Bologna, 2 agosto 2025. Alle 10.25, l’ora della bomba, il fischio del treno taglia il silenzio di piazza Medaglie d’Oro. Poi il minuto che ogni anno congela il tempo: quarantacinque anni dopo, la strage del 2 agosto 1980 resta una ferita viva. 85 morti, oltre 200 feriti e una memoria che non si spegne.

Il Presidente della Repubblica Sergio Mattarella, nel suo messaggio, non lascia spazio a interpretazioni: «La strage di Bologna fu parte di una spietata strategia eversiva neofascista, che mirava a colpire la Repubblica e la convivenza civile». Parole nette, che risuonano con forza in una giornata segnata dalla memoria ma anche dalla politica. Nettamente diverso il tono della premier Giorgia Meloni, che nel suo messaggio istituzionale ha ricordato la “pagina più buia della storia italiana” senza mai pronunciare la parola “fascista”. Un silenzio che pesa, sottolineato dalle opposizioni e dai familiari delle vittime.

La città vive la sua commemorazione come un rito collettivo. La cerimonia inizia a Palazzo d’Accursio, alla presenza delle autorità locali e nazionali. Tra queste, la ministra per l’Università e la Ricerca Anna Maria Bernini, che non riesce a evitare le contestazioni. «Possiamo credere alla sua vicinanza personale – urla un uomo dal pubblico – ma non a quella del governo», prima di srotolare uno striscione contro il riarmo e venire allontanato dalle forze dell’ordine.

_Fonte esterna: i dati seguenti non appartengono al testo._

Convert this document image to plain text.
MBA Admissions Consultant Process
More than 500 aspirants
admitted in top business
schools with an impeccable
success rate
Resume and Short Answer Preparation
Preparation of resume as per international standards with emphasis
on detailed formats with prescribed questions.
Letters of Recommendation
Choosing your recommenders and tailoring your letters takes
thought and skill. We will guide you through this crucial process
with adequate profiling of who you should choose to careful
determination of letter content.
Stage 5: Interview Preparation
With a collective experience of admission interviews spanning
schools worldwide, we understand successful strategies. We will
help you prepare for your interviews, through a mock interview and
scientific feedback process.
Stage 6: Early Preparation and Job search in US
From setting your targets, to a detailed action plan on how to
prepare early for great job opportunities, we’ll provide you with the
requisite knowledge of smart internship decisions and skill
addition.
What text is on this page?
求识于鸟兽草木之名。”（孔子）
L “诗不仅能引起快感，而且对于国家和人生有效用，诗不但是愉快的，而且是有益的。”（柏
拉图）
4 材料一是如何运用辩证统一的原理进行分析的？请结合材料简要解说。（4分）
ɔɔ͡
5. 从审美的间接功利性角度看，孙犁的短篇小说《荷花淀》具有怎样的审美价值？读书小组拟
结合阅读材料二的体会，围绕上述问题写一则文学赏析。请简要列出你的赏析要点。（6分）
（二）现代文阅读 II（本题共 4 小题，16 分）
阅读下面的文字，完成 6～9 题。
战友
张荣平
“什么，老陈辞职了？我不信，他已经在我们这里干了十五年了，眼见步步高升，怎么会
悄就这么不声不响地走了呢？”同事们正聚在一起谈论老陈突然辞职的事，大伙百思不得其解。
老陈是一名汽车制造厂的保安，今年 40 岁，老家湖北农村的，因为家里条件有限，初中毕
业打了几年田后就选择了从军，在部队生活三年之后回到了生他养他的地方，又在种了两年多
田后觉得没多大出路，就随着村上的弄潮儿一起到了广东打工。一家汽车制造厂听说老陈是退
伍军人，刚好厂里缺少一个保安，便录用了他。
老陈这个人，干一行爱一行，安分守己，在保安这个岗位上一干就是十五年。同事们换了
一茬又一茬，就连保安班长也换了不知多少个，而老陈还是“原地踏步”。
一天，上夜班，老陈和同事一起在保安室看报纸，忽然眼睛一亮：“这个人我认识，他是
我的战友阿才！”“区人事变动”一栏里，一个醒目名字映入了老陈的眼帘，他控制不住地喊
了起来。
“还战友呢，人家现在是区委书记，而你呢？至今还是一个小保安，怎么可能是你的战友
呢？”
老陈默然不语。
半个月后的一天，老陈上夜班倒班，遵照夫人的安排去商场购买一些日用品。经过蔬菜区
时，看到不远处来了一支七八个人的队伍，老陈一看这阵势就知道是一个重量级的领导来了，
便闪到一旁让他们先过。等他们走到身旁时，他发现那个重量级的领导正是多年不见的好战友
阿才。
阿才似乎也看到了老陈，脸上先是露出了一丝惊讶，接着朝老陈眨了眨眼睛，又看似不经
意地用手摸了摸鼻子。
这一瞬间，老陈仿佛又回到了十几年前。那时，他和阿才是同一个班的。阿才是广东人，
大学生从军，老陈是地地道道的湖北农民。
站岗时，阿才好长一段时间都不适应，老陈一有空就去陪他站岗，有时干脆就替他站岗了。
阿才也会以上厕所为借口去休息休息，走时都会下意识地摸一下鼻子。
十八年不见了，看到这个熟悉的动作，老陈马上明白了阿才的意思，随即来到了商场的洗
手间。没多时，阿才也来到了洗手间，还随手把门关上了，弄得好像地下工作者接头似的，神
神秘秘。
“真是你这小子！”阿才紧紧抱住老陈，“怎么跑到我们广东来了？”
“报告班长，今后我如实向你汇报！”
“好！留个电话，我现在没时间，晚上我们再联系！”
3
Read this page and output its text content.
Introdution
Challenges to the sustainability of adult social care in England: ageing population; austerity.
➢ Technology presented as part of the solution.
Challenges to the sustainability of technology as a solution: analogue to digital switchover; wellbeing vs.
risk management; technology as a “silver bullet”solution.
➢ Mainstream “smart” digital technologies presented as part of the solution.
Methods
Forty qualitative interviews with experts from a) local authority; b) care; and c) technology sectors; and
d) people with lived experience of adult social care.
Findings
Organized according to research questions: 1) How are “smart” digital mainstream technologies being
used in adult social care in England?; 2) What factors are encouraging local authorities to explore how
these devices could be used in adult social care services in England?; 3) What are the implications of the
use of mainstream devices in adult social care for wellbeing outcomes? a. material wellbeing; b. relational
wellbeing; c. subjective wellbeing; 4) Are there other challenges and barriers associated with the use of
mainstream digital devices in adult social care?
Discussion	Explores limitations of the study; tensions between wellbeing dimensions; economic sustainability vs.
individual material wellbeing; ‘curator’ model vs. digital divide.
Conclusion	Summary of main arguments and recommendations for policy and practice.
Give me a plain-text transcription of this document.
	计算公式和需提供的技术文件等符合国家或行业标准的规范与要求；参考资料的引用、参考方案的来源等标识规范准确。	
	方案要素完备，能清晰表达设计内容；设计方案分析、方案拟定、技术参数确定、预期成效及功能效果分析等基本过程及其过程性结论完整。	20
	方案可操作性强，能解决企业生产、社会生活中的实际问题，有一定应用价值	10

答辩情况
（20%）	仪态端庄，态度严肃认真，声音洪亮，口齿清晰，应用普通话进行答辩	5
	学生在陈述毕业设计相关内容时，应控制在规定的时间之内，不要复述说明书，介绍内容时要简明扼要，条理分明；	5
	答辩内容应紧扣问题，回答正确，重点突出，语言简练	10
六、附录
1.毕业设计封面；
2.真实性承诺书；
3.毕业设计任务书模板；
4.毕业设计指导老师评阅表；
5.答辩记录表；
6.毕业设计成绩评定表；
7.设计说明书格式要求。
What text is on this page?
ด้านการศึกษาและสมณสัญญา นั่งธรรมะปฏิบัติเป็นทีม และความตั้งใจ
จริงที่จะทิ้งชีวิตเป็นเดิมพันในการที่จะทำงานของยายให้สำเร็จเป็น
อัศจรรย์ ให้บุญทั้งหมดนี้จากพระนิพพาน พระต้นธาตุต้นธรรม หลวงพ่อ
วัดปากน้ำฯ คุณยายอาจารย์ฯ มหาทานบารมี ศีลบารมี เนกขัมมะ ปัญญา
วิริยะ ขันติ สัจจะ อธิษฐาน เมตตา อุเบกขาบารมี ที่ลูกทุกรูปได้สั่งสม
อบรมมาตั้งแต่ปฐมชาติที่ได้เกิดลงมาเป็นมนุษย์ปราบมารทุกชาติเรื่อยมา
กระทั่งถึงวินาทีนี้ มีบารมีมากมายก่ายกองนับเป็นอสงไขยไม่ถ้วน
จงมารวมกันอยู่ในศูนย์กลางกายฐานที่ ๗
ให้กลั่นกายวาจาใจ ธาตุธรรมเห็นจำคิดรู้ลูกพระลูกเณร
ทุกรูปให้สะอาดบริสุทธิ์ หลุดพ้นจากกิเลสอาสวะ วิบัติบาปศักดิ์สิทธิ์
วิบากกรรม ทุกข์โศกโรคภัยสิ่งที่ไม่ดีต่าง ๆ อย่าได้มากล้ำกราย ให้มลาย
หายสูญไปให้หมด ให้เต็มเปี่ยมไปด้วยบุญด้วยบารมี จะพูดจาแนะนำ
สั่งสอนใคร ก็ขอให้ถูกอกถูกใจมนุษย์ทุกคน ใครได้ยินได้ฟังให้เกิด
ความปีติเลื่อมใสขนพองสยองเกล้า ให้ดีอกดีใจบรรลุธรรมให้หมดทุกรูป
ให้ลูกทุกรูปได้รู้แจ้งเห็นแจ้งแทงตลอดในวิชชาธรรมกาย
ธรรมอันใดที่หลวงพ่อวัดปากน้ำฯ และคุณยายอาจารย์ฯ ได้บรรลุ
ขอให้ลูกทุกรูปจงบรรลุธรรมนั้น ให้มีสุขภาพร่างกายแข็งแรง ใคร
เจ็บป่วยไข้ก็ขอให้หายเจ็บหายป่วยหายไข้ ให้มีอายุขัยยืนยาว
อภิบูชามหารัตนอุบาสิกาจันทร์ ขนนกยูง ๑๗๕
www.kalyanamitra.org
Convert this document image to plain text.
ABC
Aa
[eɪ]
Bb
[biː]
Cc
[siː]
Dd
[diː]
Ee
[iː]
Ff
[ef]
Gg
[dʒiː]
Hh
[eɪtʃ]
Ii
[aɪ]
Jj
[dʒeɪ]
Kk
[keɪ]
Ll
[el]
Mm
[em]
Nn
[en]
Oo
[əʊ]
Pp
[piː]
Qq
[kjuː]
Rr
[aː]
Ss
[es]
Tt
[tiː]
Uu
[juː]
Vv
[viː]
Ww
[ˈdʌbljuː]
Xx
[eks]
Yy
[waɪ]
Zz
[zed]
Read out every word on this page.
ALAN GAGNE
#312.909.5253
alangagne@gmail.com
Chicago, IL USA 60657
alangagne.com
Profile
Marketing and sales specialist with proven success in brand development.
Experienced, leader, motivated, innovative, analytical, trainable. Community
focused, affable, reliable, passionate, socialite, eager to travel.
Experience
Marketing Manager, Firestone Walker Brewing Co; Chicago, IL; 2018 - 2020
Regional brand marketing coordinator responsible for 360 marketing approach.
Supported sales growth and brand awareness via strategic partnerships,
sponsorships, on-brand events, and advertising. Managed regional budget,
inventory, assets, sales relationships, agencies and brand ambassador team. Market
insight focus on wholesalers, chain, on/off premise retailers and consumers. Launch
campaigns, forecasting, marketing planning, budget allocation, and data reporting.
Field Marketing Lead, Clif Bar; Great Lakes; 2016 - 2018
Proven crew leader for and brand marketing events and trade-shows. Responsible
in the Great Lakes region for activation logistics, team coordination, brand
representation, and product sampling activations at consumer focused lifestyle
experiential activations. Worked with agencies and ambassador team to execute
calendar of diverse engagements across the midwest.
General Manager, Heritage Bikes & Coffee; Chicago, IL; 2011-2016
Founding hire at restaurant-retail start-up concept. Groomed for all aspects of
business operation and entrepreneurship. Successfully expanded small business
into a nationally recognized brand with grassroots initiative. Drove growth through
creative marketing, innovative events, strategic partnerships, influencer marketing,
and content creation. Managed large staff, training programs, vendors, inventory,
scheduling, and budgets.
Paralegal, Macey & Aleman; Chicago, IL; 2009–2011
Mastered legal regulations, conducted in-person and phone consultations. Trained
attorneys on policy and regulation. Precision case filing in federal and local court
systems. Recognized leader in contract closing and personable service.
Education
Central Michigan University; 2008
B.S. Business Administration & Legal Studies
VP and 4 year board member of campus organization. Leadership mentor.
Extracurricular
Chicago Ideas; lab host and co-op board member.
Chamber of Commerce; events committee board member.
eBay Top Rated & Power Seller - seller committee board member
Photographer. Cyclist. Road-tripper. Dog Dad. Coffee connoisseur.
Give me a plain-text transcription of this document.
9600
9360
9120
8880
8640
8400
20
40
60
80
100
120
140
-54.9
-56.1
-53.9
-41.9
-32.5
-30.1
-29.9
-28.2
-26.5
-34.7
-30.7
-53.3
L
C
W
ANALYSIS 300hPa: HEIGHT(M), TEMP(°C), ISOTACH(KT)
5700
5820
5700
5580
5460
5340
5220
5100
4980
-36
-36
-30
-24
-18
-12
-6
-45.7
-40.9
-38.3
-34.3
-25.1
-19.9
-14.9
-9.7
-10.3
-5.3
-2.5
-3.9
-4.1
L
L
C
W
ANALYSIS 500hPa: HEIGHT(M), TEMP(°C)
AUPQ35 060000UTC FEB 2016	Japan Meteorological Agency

Dal cortile del Comune alla stazione, il corteo si snoda come ogni anno dietro lo striscione “Bologna non dimentica”. Sul palco, il presidente dell’Associazione dei familiari delle vittime, Paolo Bolognesi, prende la parola con la forza di chi non ha mai smesso di chiedere giustizia. E lancia un avvertimento diretto a Palazzo Chigi: «Presidente Meloni, condannare la strage senza riconoscerne la matrice fascista è come maledire il frutto di una pianta velenosa continuando ad annaffiarne le radici».

Bolognesi affonda anche sul ministro Francesco Lollobrigida: «La sua “verità con la V maiuscola” sembra una mistificazione più che realtà». Ricorda le chat emerse tra lo stesso ministro e l’onorevole Frassinetti, in cui si parlava di “sentenza sbagliata” e si suggeriva di tenere un profilo basso, per poi “diffondere la verità” una volta al governo. «Hanno un solo modo per uscirne – accusa –: fare finta di niente e sperare che ci si dimentichi».

Non mancano i riferimenti storici. «Tutti gli stragisti italiani passarono dal Movimento Sociale Italiano – ricorda Bolognesi – un partito fondato dai reduci della Repubblica Sociale di Salò, contro la Costituzione nata dalla Resistenza». Quando cita Ignazio La Russa, oggi presidente del Senato, la piazza reagisce con una raffica di fischi: «Nel 2007 presenziò ai funerali del terrorista Nico Azzi, quello che fornì le bombe a mano poi usate da due missini per uccidere il poliziotto Antonio Marino».

Dal fronte politico arrivano bordate all’esecutivo. La segretaria Pd Elly Schlein invita il governo a fare i conti con la storia: «Sono passati 45 anni e quello che dicono i familiari delle vittime è già scritto nelle sentenze, che vanno lette e pubblicate da tutti, anche da chi governa». Sulla stessa linea Nicola Fratoianni di Avs, che ironizza su X: «Devono avere un correttore automatico che cancella sempre la parola fascista».

La voce della Chiesa si alza con il cardinale Matteo Zuppi, arcivescovo di Bologna e presidente della Cei, che celebra la messa in San Benedetto: «Per non restare assassini è un dovere chiedere perdono e aiutare a fare verità». Il porporato ringrazia i familiari: «Se non ci fossero stati loro, la nebbia dell’oblio avrebbe coperto tutto».

La giornata si chiude come si era aperta: tra dolore, memoria e tensioni irrisolte. Il contrasto tra le parole limpide di Mattarella e il silenzio della premier sulla matrice neofascista resta il segno politico di questo 45° anniversario. Bologna non dimentica e non perdona.